Mutui agli stranieri: Una giungla

Il mondo dell' indebitamento bancario ed in special modo quello dei mutui ipotecari è divenuto un luogo principe di scontro degli attori bancari.
Il motivo di tanto interesse è semplice, si tratta di un mercato che offre una medio alta remunerazione rispetto ad un rischio abbastanza contenuto.
Questo naturalmente è vero fin quando non ci si trova in una situazione come quella attuale dove il rischio di esplosione di una "BOLLA Immobiliare" che non è altro che il ridursi del valore degli immobili, può far trovare esposte le banche per somme superiori al bene ipotecato.

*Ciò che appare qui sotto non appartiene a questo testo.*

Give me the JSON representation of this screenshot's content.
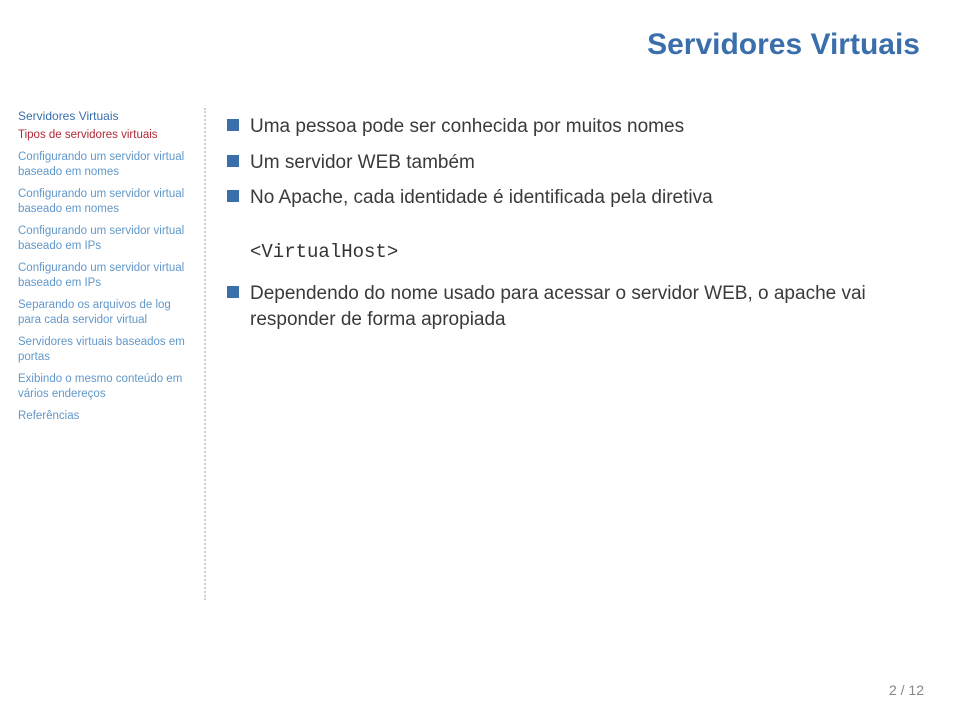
{
  "title": "Servidores Virtuais",
  "page": {
    "current": "2",
    "total": "12",
    "sep": " / "
  },
  "sidebar": {
    "section_head": "Servidores Virtuais",
    "current": "Tipos de servidores virtuais",
    "items": [
      "Configurando um servidor virtual baseado em nomes",
      "Configurando um servidor virtual baseado em nomes",
      "Configurando um servidor virtual baseado em IPs",
      "Configurando um servidor virtual baseado em IPs",
      "Separando os arquivos de log para cada servidor virtual",
      "Servidores virtuais baseados em portas",
      "Exibindo o mesmo conteúdo em vários endereços",
      "Referências"
    ]
  },
  "bullets_top": [
    "Uma pessoa pode ser conhecida por muitos nomes",
    "Um servidor WEB também",
    "No Apache, cada identidade é identificada pela diretiva"
  ],
  "code": "<VirtualHost>",
  "bullets_bottom": [
    "Dependendo do nome usado para acessar o servidor WEB, o apache vai responder de forma apropiada"
  ]
}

Tuttavia la propensione delle persone a sottoscrivere mutui è ancora abbastanza elevata e tra questi si segnalano gli stranieri.
I mutui agli stranieri rappresentano un'interessante banco di prova per tutta la nostra economia. Indipendentemente dalle opinioni "sociali" sul fenomeno dell'immigrazione, gli stranieri nel nostro paese sono sempre più una realtà forte ed in crescita.
Le imprese aperte da immigrati sia intra che soprattutto extra comunitari aumentano ogni giorno di più e con esse le loro disponibilità per investimento.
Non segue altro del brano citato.